The difference in Israel is that almost no Jewish-Israeli journalists ever report firsthand on life and death on the West Bank or Gaza today. There are perfectly understandable reasons for this, as the temporary kidnapping of two Western correspondents in Gaza this week illustrated. The exceptions — I think there are three — are brave and, by and large, despised by Jewish Israelis. But the result is as if the entire conflict in Northern Ireland were reported from London, supplemented by RUC briefings, telephone interviews and the occasional army facility trip.
Some international correspondents — but only some — have made it their business to cultivate a decent range of contacts among the Palestinian community and to travel regularly to the occupied territories.

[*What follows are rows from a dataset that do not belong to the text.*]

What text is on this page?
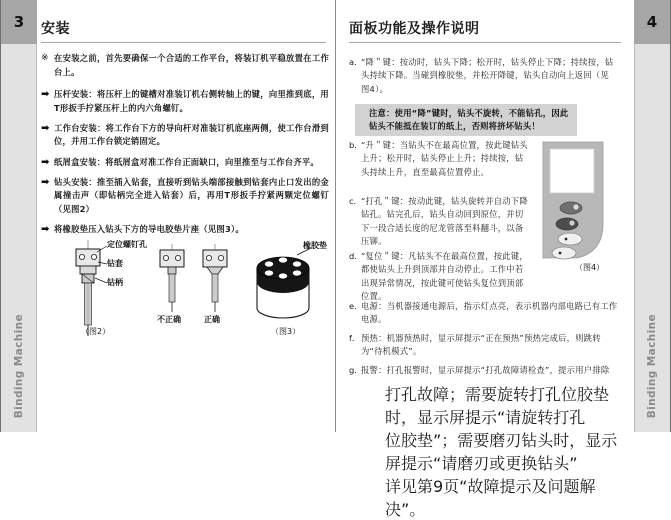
3
Binding Machine
4
Binding Machine
安装
※ 在安装之前，首先要确保一个合适的工作平台，将装订机平稳放置在工作台上。
➡ 压杆安装：将压杆上的键槽对准装订机右侧转轴上的键，向里推到底，用T形扳手拧紧压杆上的内六角螺钉。
➡ 工作台安装：将工作台下方的导向杆对准装订机底座两侧，使工作台滑到位，并用工作台锁定销固定。
➡ 纸屑盒安装：将纸屑盒对准工作台正面缺口，向里推至与工作台齐平。
➡ 钻头安装：推至插入钻套，直接听到钻头端部接触到钻套内止口发出的金属撞击声（即钻柄完全进入钻套）后，再用T形扳手拧紧两颗定位螺钉（见图2）
➡ 将橡胶垫压入钻头下方的导电胶垫片座（见图3）。
定位螺钉孔
钻套
钻柄
（图2）
不正确	正确
橡胶垫
（图3）
面板功能及操作说明
a．
“降＂键：按动时，钻头下降；松开时，钻头停止下降；持续按，钻头持续下降。当碰到橡胶垫，并松开降键，钻头自动向上返回（见图4）。
注意：使用“降”键时，钻头不旋转，不能钻孔，因此钻头不能抵在装订的纸上，否则将挤坏钻头！
b．
“升＂键：当钻头不在最高位置，按此键钻头上升；松开时，钻头停止上升；持续按，钻头持续上升，直至最高位置停止。
c． “打孔＂键：按动此键，钻头旋转并自动下降钻孔。钻完孔后，钻头自动回到原位，并切下一段合适长度的尼龙管落至料翻斗，以备压铆。
d．
“复位＂键：凡钻头不在最高位置，按此键，都使钻头上升到顶部并自动停止。工作中若出现异常情况，按此键可使钻头复位到顶部位置。
e．
电源：当机器接通电源后，指示灯点亮，表示机器内部电路已有工作电源。
f． 预热：机器预热时，显示屏提示“正在预热”预热完成后，则跳转为“待机模式”。
g．
报警：打孔报警时，显示屏提示“打孔故障请检查”，提示用户排除
打孔故障；需要旋转打孔位胶垫时，显示屏提示“请旋转打孔
位胶垫”；需要磨刃钻头时，显示屏提示“请磨刃或更换钻头”
详见第9页“故障提示及问题解决”。
（图4）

The Guardian's correspondent, Suzanne Goldenberg, is one of them. It does not now surprise me that her work is unsettling to people who are used to a rather more circumscribed view of the situation. She is regularly accused of being a self-hating Jew. She has been threatened with withdrawal of accreditation. Her email — much of it organised by pressure groups from around the world — is so hate-filled and disturbing that she has been forced to change her address.
Of course, it needs recording that the week I was there, there were many other causes for anger. The day I arrived a boat bearing a lethal cache of weapons destined for Gaza was intercepted by the Israeli navy. My visit also coincided with two innocent Jewish teenagers being bludgeoned by unknown Palestinian hands and left to die in a cave. Two Romanian workers were killed by a Palestinian bomb at a checkpoint through which we had just passed on the Gaza Strip. And, for completeness sake, the day I arrived a four-month-old Palestinian girl was killed by an Israeli tank shell which hit her parents' house in a refugee camp in the south of the Gaza Strip.
And. yes, I know of Arafat's culpability and failings. I met Fateh and Tanzim men and saw their guns in action. I was shown examples of crude incitement to bloodlust in the Arab media (see panel, below). I was treated to intelligence briefings about Hamas leaders and Palestinian terror chiefs. But in the end I also recognised what the eminent sociologist Professor Stanley Cohen meant when he wrote recently of how there is in modern Israel 'an exclusion of Palestinians from a shared moral universe'. And when, just after I left, I heard of Israeli F-16s in action against Palestinian civilian areas, I felt doubly uneasy about a country's apparent inability to use humanely the massive power it has accumulated.
That is not what I wanted to feel when I set out on my trip, for I have always been convinced — and remain convinced — of the necessity of a Jewish sanctuary. But that is what I did feel, and it was troubling.
Alan Rusbridger is the editor of the Guardian.